Several recent studies examined cannabis goods in populations with premorbid clinical threat factors and those using medical marijuana. A meta- analysis concentrated only on cannabis druggies with psychosis< 25 times of age (n = 529) and no using control subjects with psychosis(n = 901). In this study, there were significant differences in 3 of 11 disciplines assessed (premorbid Command, Hedges g = 0.40(standardized effect size); current Command, Hedges g = −0.17; working memory, Hedges g = −0.76). Among a sample of 215 adult cases with habitual pain handed daily herbal cannabis containing12.5 THC for 1 time, no significant neurocognitive differences were set up compared with 216 control subjects. This is in line with a study of cases with multiple sclerosis in response to oral dronabinol that set up no significant differences in MRI- deduced measures, including periodic chance of brain volume change and circumstance of new lesions, after 12 months of use. These clinical trials suggest no significant adverse effect of THC on neurocognitive symptoms in specific clinical populations.
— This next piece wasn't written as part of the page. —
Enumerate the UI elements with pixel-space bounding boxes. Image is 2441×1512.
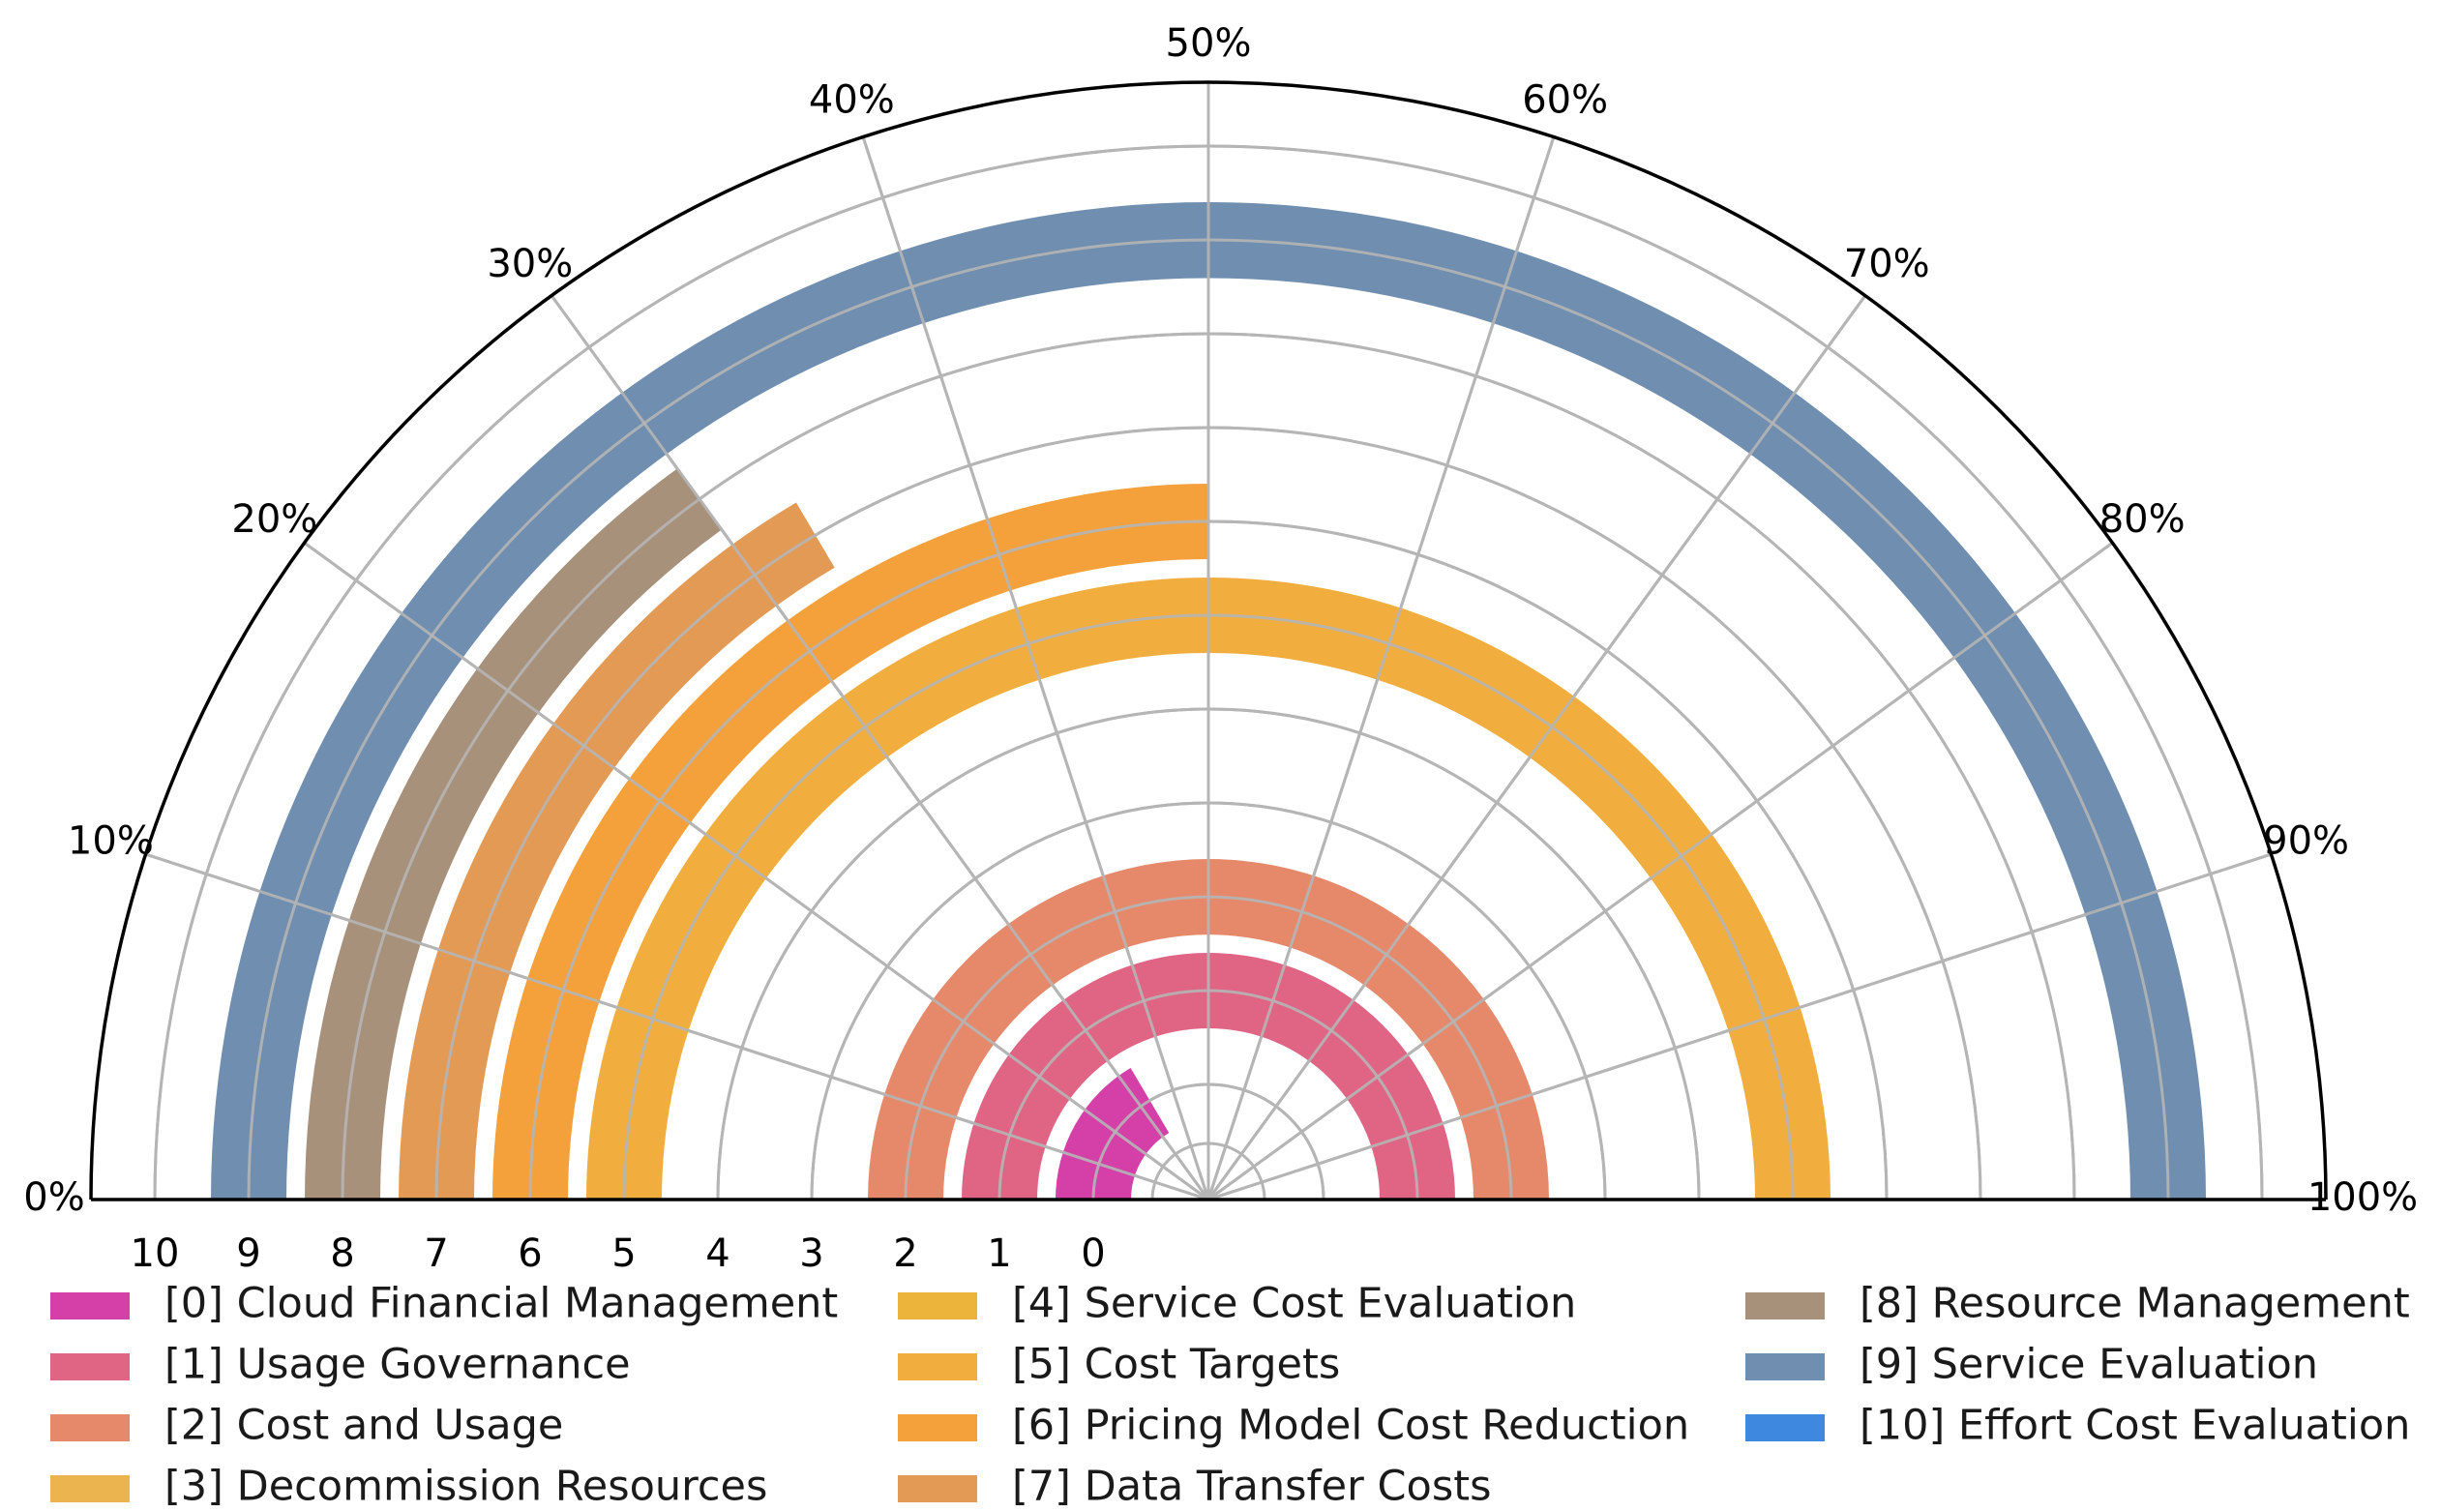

The potential therapeutic effects of THC in neurological disorders offer new avenues for research and treatment. From pain management and neuroprotection to epilepsy and cognitive function, THC’s interaction with the endocannabinoid system presents a captivating field of exploration. While further studies are needed to establish optimal dosages, delivery methods, and long-term effects, THC holds promise as a valuable addition to the arsenal of treatments available for patients living with neurological disorders.